As anomalias congénitas das artérias coronárias associadas às cardiopatias congénitas condicionam as opções terapêuticas.
O ecocardiograma é o exame de primeira linha para o diagnóstico e acompanhamento dos doentes com cardiopatias congénitas. No entanto, a sua utilidade diminui quando é necessária a avaliação anatómica dos grandes vasos e das artérias coronárias. O cateterismo cardíaco tem um risco acrescido de complicações, inerente à sua natureza invasiva, e, por ser uma técnica de projeção 2D, fornece informação anatómica limitada.
Nas últimas duas décadas a tomografia computorizada (TC) e a ressonância magnética surgiram como importantes ferramentas diagnósticas complementares não invasivas, capazes de fornecer informações anatómicas precisas, não acessíveis por qualquer outra modalidade de diagnóstico atual.

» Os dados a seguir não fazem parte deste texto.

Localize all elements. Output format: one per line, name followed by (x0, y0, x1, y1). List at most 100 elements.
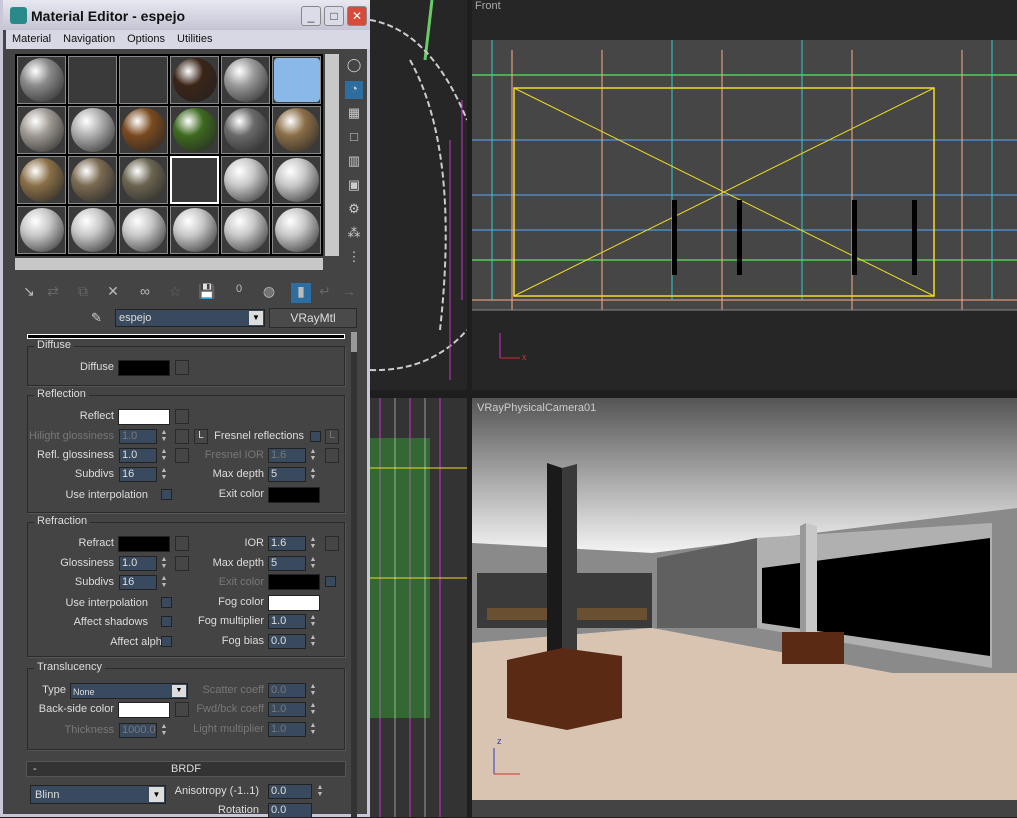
fresnel-ior-input[interactable]: 1.6 (268, 448, 306, 463)
sample-type-icon[interactable]: ◯ (345, 57, 363, 75)
spinner-icon[interactable]: ▲ ▼ (159, 723, 169, 738)
material-slot[interactable] (272, 56, 321, 104)
viewport-camera[interactable]: VRayPhysicalCamera01 z (472, 398, 1017, 800)
material-slot[interactable] (119, 106, 168, 154)
options-icon[interactable]: ⚙ (345, 201, 363, 219)
spinner-icon[interactable]: ▲ ▼ (308, 702, 318, 717)
use-interpolation-checkbox[interactable] (161, 597, 172, 608)
chevron-down-icon[interactable]: ▼ (249, 311, 263, 325)
menu-options[interactable]: Options (121, 30, 171, 48)
material-slot[interactable] (221, 156, 270, 204)
back-side-color-swatch[interactable] (118, 702, 170, 718)
fresnel-lock-button[interactable]: L (325, 429, 339, 444)
panel-scrollbar[interactable] (351, 332, 357, 817)
menu-material[interactable]: Material (6, 30, 57, 48)
exit-color-swatch[interactable] (268, 574, 320, 590)
material-slot[interactable] (68, 156, 117, 204)
affect-shadows-checkbox[interactable] (161, 616, 172, 627)
spinner-icon[interactable]: ▲ ▼ (308, 634, 318, 649)
material-slot[interactable] (170, 206, 219, 254)
glossiness-map-button[interactable] (175, 556, 189, 571)
max-depth-input[interactable]: 5 (268, 467, 306, 482)
refract-color-swatch[interactable] (118, 536, 170, 552)
subdivs-input[interactable]: 16 (119, 575, 157, 590)
spinner-icon[interactable]: ▲ ▼ (159, 575, 169, 590)
max-depth-input[interactable]: 5 (268, 556, 306, 571)
translucency-type-dropdown[interactable]: None ▼ (70, 683, 188, 699)
hilight-map-button[interactable] (175, 429, 189, 444)
hilight-lock-button[interactable]: L (194, 429, 208, 444)
light-multiplier-input[interactable]: 1.0 (268, 722, 306, 737)
close-button[interactable]: ✕ (347, 6, 367, 26)
material-slot[interactable] (17, 156, 66, 204)
get-material-icon[interactable]: ↘ (19, 283, 39, 303)
reflect-color-swatch[interactable] (118, 409, 170, 425)
spinner-icon[interactable]: ▲ ▼ (159, 467, 169, 482)
exit-color-checkbox[interactable] (325, 576, 336, 587)
spinner-icon[interactable]: ▲ ▼ (308, 683, 318, 698)
spinner-icon[interactable]: ▲ ▼ (159, 429, 169, 444)
fwd-bck-coeff-input[interactable]: 1.0 (268, 702, 306, 717)
brdf-type-dropdown[interactable]: Blinn ▼ (30, 785, 166, 804)
chevron-down-icon[interactable]: ▼ (172, 685, 186, 697)
viewport-label[interactable]: VRayPhysicalCamera01 (477, 402, 596, 414)
material-slot[interactable] (119, 56, 168, 104)
back-side-map-button[interactable] (175, 702, 189, 717)
material-slot[interactable] (272, 106, 321, 154)
slots-hscrollbar[interactable] (15, 258, 323, 270)
material-slot[interactable] (272, 156, 321, 204)
material-name-field[interactable]: espejo ▼ (115, 309, 265, 327)
ior-input[interactable]: 1.6 (268, 536, 306, 551)
diffuse-color-swatch[interactable] (118, 360, 170, 376)
material-slot[interactable] (17, 56, 66, 104)
maximize-button[interactable]: □ (324, 6, 344, 26)
make-preview-icon[interactable]: ▣ (345, 177, 363, 195)
pick-material-eyedropper-icon[interactable]: ✎ (91, 310, 102, 326)
spinner-icon[interactable]: ▲ ▼ (308, 556, 318, 571)
material-slot[interactable] (119, 156, 168, 204)
material-slot[interactable] (17, 206, 66, 254)
spinner-icon[interactable]: ▲ ▼ (308, 614, 318, 629)
material-slot[interactable] (170, 156, 219, 204)
make-unique-icon[interactable]: ☆ (165, 283, 185, 303)
put-to-library-icon[interactable]: 💾 (197, 283, 217, 303)
material-slot[interactable] (221, 106, 270, 154)
background-checker-icon[interactable]: ▦ (345, 105, 363, 123)
spinner-icon[interactable]: ▲ ▼ (308, 536, 318, 551)
fresnel-checkbox[interactable] (310, 431, 321, 442)
hilight-glossiness-input[interactable]: 1.0 (119, 429, 157, 444)
material-slot[interactable] (68, 106, 117, 154)
sample-uv-icon[interactable]: □ (345, 129, 363, 147)
brdf-rollout-header[interactable]: - BRDF (26, 761, 346, 777)
backlight-icon[interactable]: ◔ (345, 81, 363, 99)
refract-map-button[interactable] (175, 536, 189, 551)
material-slot[interactable] (17, 106, 66, 154)
material-slot[interactable] (170, 106, 219, 154)
make-copy-icon[interactable]: ∞ (135, 283, 155, 303)
scatter-coeff-input[interactable]: 0.0 (268, 683, 306, 698)
go-forward-icon[interactable]: → (339, 283, 359, 303)
exit-color-swatch[interactable] (268, 487, 320, 503)
anisotropy-input[interactable]: 0.0 (268, 784, 312, 799)
reflect-map-button[interactable] (175, 409, 189, 424)
rotation-input[interactable]: 0.0 (268, 803, 312, 818)
material-slot[interactable] (119, 206, 168, 254)
material-navigator-icon[interactable]: ⋮ (345, 249, 363, 267)
spinner-icon[interactable]: ▲ ▼ (308, 467, 318, 482)
menu-utilities[interactable]: Utilities (171, 30, 218, 48)
select-by-material-icon[interactable]: ⁂ (345, 225, 363, 243)
menu-navigation[interactable]: Navigation (57, 30, 121, 48)
refl-glossiness-input[interactable]: 1.0 (119, 448, 157, 463)
minimize-button[interactable]: _ (301, 6, 321, 26)
spinner-icon[interactable]: ▲ ▼ (159, 556, 169, 571)
material-slot[interactable] (170, 56, 219, 104)
ior-map-button[interactable] (325, 536, 339, 551)
spinner-icon[interactable]: ▲ ▼ (308, 448, 318, 463)
put-to-scene-icon[interactable]: ⇄ (43, 283, 63, 303)
spinner-icon[interactable]: ▲ ▼ (159, 448, 169, 463)
fog-multiplier-input[interactable]: 1.0 (268, 614, 306, 629)
viewport-top-left[interactable] (370, 0, 467, 390)
show-map-icon[interactable]: ◍ (259, 283, 279, 303)
subdivs-input[interactable]: 16 (119, 467, 157, 482)
video-color-icon[interactable]: ▥ (345, 153, 363, 171)
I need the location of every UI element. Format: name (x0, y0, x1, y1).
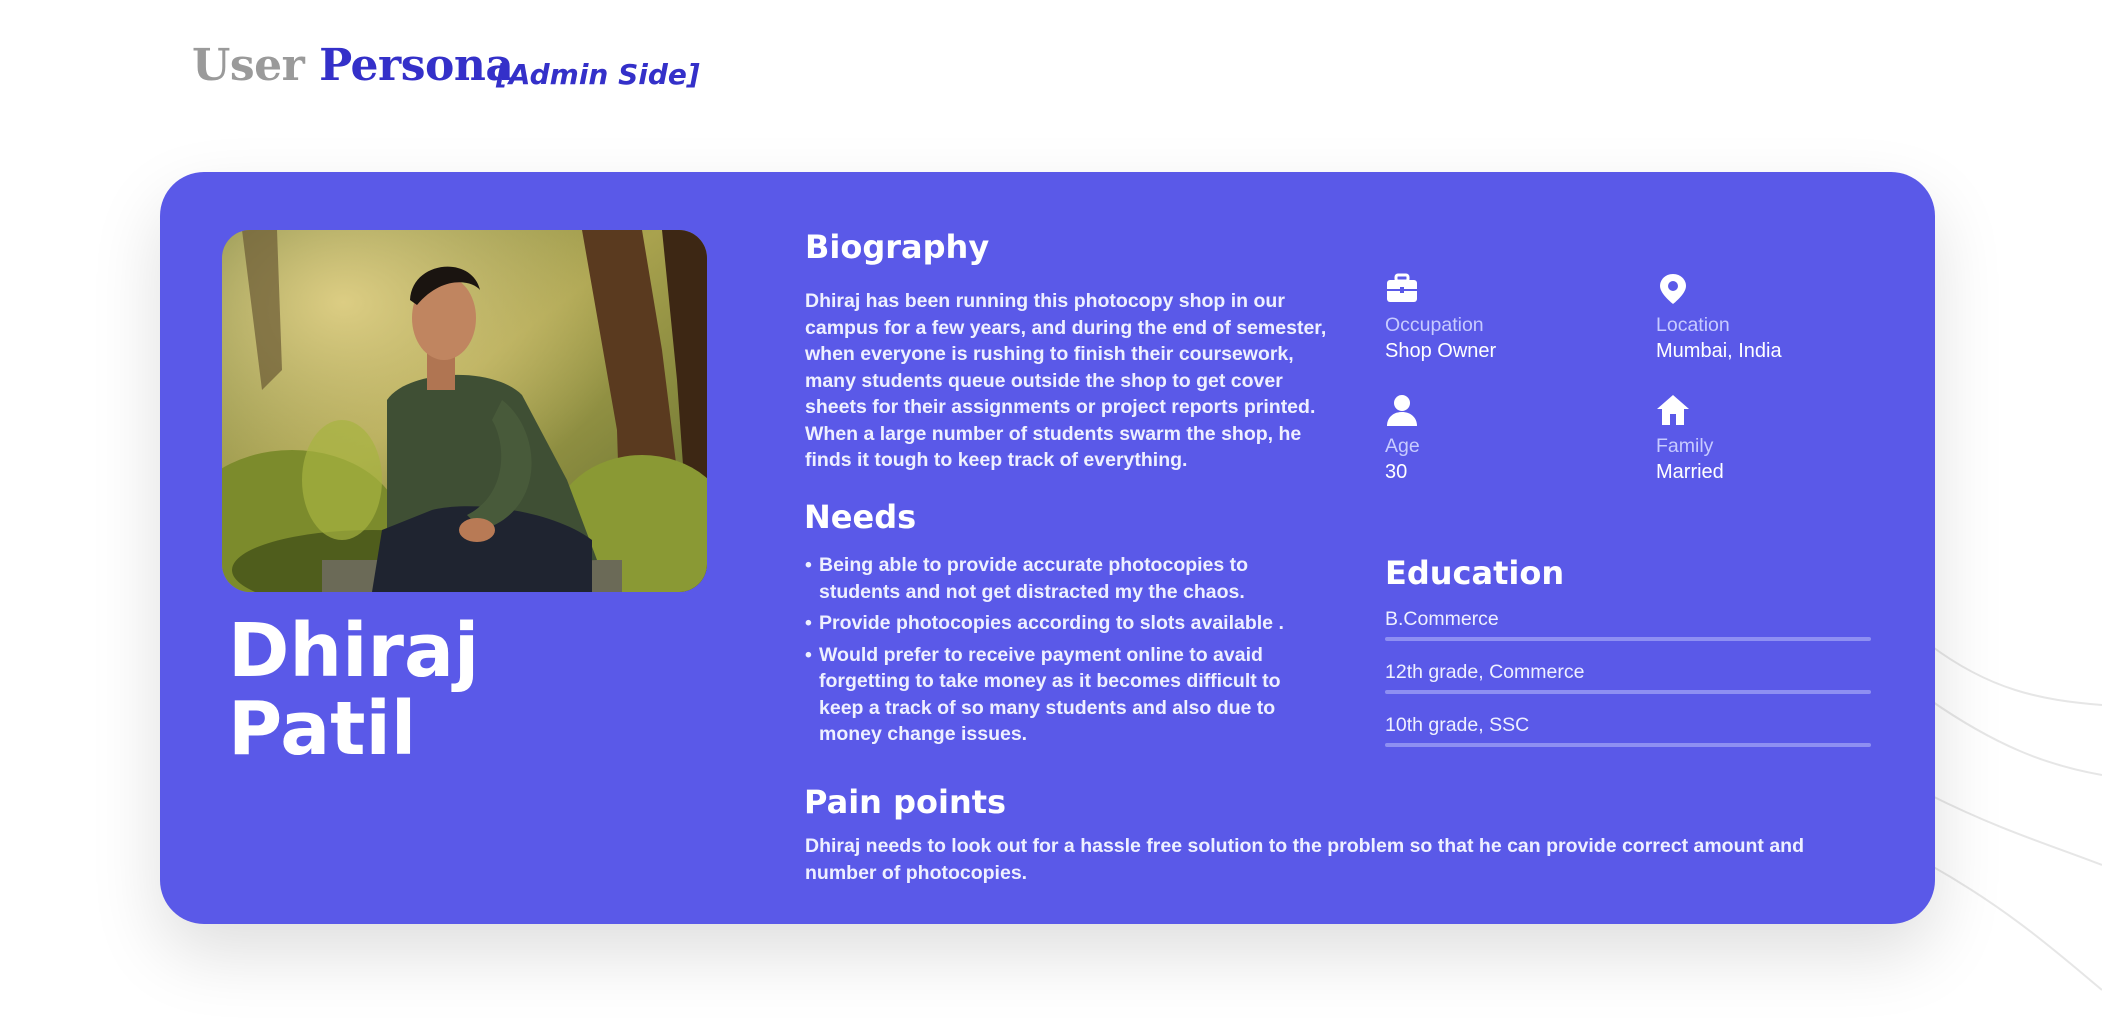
location-pin-icon (1660, 274, 1686, 304)
persona-first-name: Dhiraj (228, 608, 480, 694)
family-value: Married (1656, 461, 1724, 483)
briefcase-icon (1387, 273, 1417, 302)
age-value: 30 (1385, 461, 1408, 483)
education-divider (1385, 743, 1871, 747)
pain-points-text: Dhiraj needs to look out for a hassle fr… (805, 835, 1804, 884)
education-item-label: 12th grade, Commerce (1385, 661, 1585, 683)
home-icon (1657, 395, 1689, 425)
page-title: User Persona (192, 40, 514, 91)
location-label: Location (1656, 314, 1730, 336)
education-item: 12th grade, Commerce (1385, 660, 1871, 694)
education-divider (1385, 690, 1871, 694)
needs-item: Would prefer to receive payment online t… (805, 642, 1320, 748)
age-info: Age 30 (1385, 393, 1645, 485)
occupation-info: Occupation Shop Owner (1385, 272, 1645, 364)
family-label: Family (1656, 435, 1714, 457)
page-title-persona: Persona (319, 40, 514, 91)
family-info: Family Married (1656, 393, 1916, 485)
location-info: Location Mumbai, India (1656, 272, 1916, 364)
person-icon (1387, 395, 1417, 426)
needs-item: Being able to provide accurate photocopi… (805, 552, 1320, 605)
education-heading: Education (1385, 554, 1565, 592)
education-item-label: 10th grade, SSC (1385, 714, 1530, 736)
location-value: Mumbai, India (1656, 340, 1782, 362)
biography-text: Dhiraj has been running this photocopy s… (805, 290, 1327, 471)
pain-points-heading: Pain points (804, 783, 1007, 821)
education-divider (1385, 637, 1871, 641)
needs-heading: Needs (804, 498, 917, 536)
occupation-value: Shop Owner (1385, 340, 1497, 362)
persona-card: Dhiraj Patil Biography Dhiraj has been r… (160, 172, 1935, 924)
persona-photo (222, 230, 707, 592)
persona-name: Dhiraj Patil (228, 612, 479, 768)
needs-list: Being able to provide accurate photocopi… (805, 552, 1320, 753)
education-item: 10th grade, SSC (1385, 713, 1871, 747)
education-item-label: B.Commerce (1385, 608, 1499, 630)
page-title-user: User (192, 40, 305, 91)
persona-last-name: Patil (228, 686, 417, 772)
age-label: Age (1385, 435, 1420, 457)
persona-photo-illustration (222, 230, 707, 592)
biography-heading: Biography (805, 228, 990, 266)
needs-item: Provide photocopies according to slots a… (805, 610, 1320, 637)
page-subtitle: [Admin Side] (496, 58, 700, 91)
education-item: B.Commerce (1385, 607, 1871, 641)
occupation-label: Occupation (1385, 314, 1484, 336)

Os autores descrevem os achados em TC de uma criança do sexo masculino com 29 meses, referenciada para angio-TC cardíaca para avaliação de uma cardiopatia congénita complexa. O estudo foi efetuado em equipamento multi-corte de dupla-ampola de 128 cortes (Siemens Definition Flash) com sincronização electrocardiográfica prospetiva, que demonstrou mesocardia com situs inversus abdomino-auricular (Figura 1), discordância aurículo-ventricular e ventrículo-arterial com comunicação interventricular subpulmonar e artéria coronária única (Figura 2). A dose de radiação efetiva foi de 1,0mSv (DLP 25mGy*cm).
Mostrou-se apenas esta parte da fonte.